The affected missions include:

  • Cluster: A four-spacecraft mission launched in 2000, orbiting Earth to investigate our planet’s magnetic environment and how it’s forged by the solar wind, the stream of charged particles constantly released by the sun.
  • ExoMars Trace Gas Orbiter: Launched in 2016, the spacecraft is in orbit around Mars, where it has been investigating the planet’s atmosphere and providing data relay for landers on the surface.
  • Mars Express: Launched in 2003, the workhorse orbiter has been imaging the Martian surface and sampling the planet’s atmosphere for over one and a half decades.
  • Solar Orbiter: ESA’s newest science mission, launched in February 2020 and currently en route to its science operations orbit around the sun.

“Our priority is the health of our workforce, and we will therefore reduce activity on some of our scientific missions, especially on interplanetary spacecraft, which currently require the highest number of personnel on site,” Rolf Densing, ESA’s director of operations, said in a release.

Densing added that the affected probes all have stable orbits and long mission durations, “so turning off their science instruments and placing them into a largely unattended safe configuration for a certain period will have a negligible impact on their overall mission performance.”

Günther Hasinger, ESA’s director of science, said the move to suspend operations was a “prudent step to ensure that Europe’s world-class science missions are safe, along with the instruments from European scientists and our international partners flying on our missions.”

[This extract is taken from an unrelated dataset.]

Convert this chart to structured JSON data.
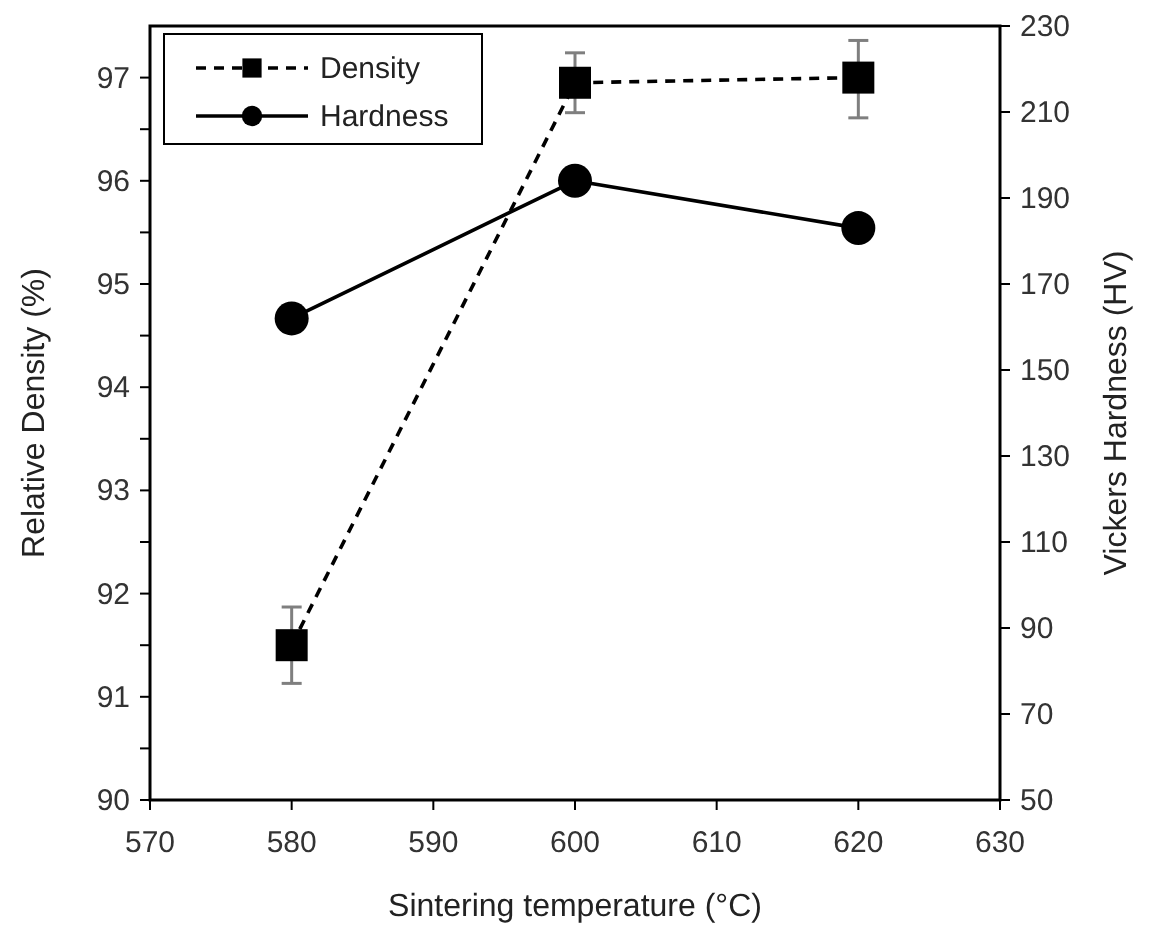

He added: “We are talking about some of humankind’s most advanced scientific experiments, and if switching some missions into temporary standby keeps them safe, then this is what we will do.”

Similar to NASA, the ESA has asked its staff across Europe to work from home if possible, as part of measures to help slow the spread of the coronavirus, officially known as COVID-19. Most of the ESA’s workforce has been working remotely for the last two weeks, with only key personnel coming on site to perform critical tasks such as maintaining real-time spacecraft operations.

The ESA earlier this month announced it had postponed the launch of its much-anticipated ExoMars rover mission until 2022, partly due to COVID-19, but also because the technology needs more testing.

Germany has so far reported nearly 33,000 COVID-19 infections, though the number of recorded deaths remains relatively low at 159.